What O*NET Actually Contains Every occupation in O*NET gets a six-digit code and a structured profile covering more than 250 descriptors. The profile starts with tasks (specific activities the worker performs), then builds out through skills, knowledge, abilities, work activities, work context, work styles, tools and technology, and education and training requirements. The database also includes data on wages (pulled from BLS), projected growth, and related occupations.
Each descriptor is rated on frequency and importance based on surveys of people actually performing the job. That's what separates O*NET from a static job glossary: the data reflects what workers do now, not what the role looked like two decades ago when someone wrote the original definition.
How HR Teams Use O*NET in Practice Four use cases cover most of the HR application. Job description drafting: starting from the O*NET profile for the occupation that best matches the role, then tailoring the specific tasks and requirements to the company's needs. Job leveling and evaluation: comparing the task complexity and required knowledge in the O*NET profile against similar internal roles to validate leveling decisions. Career pathing: using the 'related occupations' feature to identify lateral moves and natural career progressions for current employees. Workforce planning: mapping the skills in the O*NET profiles against the skills present in the current workforce to identify gaps and training needs.
How Often Is O*NET Updated? The database is updated annually, with a rolling schedule across occupations. A subset of occupations gets re-surveyed each year, so individual profiles can reflect data gathered within the last 12 to 24 months, while others may reflect the previous cycle's data. New occupations are added as the labor market evolves, and obsolete ones are consolidated or retired.
Where O*NET Fits (and Doesn't) in Compensation Work For compensation, O*NET is useful for anchoring the occupation definition but not sufficient for market pricing. The BLS wage data in O*NET is national-median level and doesn't reflect the local market, company size, or industry premium that drives compensation benchmarking. Most compensation teams pair O*NET with a compensation survey (Mercer, Radford, WTW, Payscale) for the pricing work. O*NET defines the role; the survey sets the price.
Getting the Most Out of O*NET for Workforce Planning Four practices separate teams that get real value from O*NET from teams that reference it once and forget it. Start every job description redraft from the current O*NET profile rather than the previous internal version, which imports any drift that's accumulated.

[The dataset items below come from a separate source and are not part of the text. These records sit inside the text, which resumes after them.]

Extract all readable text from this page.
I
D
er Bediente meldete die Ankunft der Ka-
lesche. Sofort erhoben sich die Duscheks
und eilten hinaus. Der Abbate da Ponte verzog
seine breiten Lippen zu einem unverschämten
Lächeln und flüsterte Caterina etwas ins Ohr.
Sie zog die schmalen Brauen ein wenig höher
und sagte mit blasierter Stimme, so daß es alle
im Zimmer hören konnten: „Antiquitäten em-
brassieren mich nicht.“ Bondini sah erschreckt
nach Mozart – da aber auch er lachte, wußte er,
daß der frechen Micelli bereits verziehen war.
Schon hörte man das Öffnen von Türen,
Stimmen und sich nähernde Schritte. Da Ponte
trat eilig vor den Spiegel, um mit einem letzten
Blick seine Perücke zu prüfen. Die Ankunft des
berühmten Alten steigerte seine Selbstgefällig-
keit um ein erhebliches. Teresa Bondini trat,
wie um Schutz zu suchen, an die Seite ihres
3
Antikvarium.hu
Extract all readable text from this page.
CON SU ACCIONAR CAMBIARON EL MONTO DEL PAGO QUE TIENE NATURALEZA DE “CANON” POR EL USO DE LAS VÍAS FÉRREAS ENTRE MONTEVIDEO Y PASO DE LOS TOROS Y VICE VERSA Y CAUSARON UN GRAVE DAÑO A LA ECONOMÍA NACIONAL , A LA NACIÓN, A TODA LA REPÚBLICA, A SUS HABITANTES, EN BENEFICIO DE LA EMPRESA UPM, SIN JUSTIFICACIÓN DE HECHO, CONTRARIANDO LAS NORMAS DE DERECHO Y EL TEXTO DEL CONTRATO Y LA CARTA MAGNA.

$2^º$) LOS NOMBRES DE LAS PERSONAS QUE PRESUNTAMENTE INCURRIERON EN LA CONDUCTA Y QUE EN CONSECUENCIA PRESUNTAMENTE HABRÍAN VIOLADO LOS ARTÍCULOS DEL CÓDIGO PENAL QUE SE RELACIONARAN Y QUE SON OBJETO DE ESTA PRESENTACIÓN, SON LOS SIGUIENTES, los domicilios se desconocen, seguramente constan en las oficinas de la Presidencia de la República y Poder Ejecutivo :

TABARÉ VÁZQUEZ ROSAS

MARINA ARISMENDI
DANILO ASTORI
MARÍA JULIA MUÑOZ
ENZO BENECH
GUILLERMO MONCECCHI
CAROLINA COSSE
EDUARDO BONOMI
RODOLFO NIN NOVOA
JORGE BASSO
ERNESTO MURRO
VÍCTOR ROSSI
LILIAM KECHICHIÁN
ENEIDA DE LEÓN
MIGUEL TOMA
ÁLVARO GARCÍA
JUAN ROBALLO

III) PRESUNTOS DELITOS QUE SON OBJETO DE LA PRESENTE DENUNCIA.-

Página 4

Use the skills and knowledge descriptors to standardize the language across related roles so internal mobility moves become cleaner. Build the O*NET codes into the HRIS so reporting can roll up to standardized occupation categories. And cross-reference the BLS projected growth and wage data to inform longer-term workforce planning decisions. The official starting point is onetonline.org , with supporting Bureau of Labor Statistics context at bls.gov/ooh . Pair O*NET work with clear compensation benchmarks so the job description ties to the pay band, and use it during onboarding conversations to orient new hires to the actual scope of their role.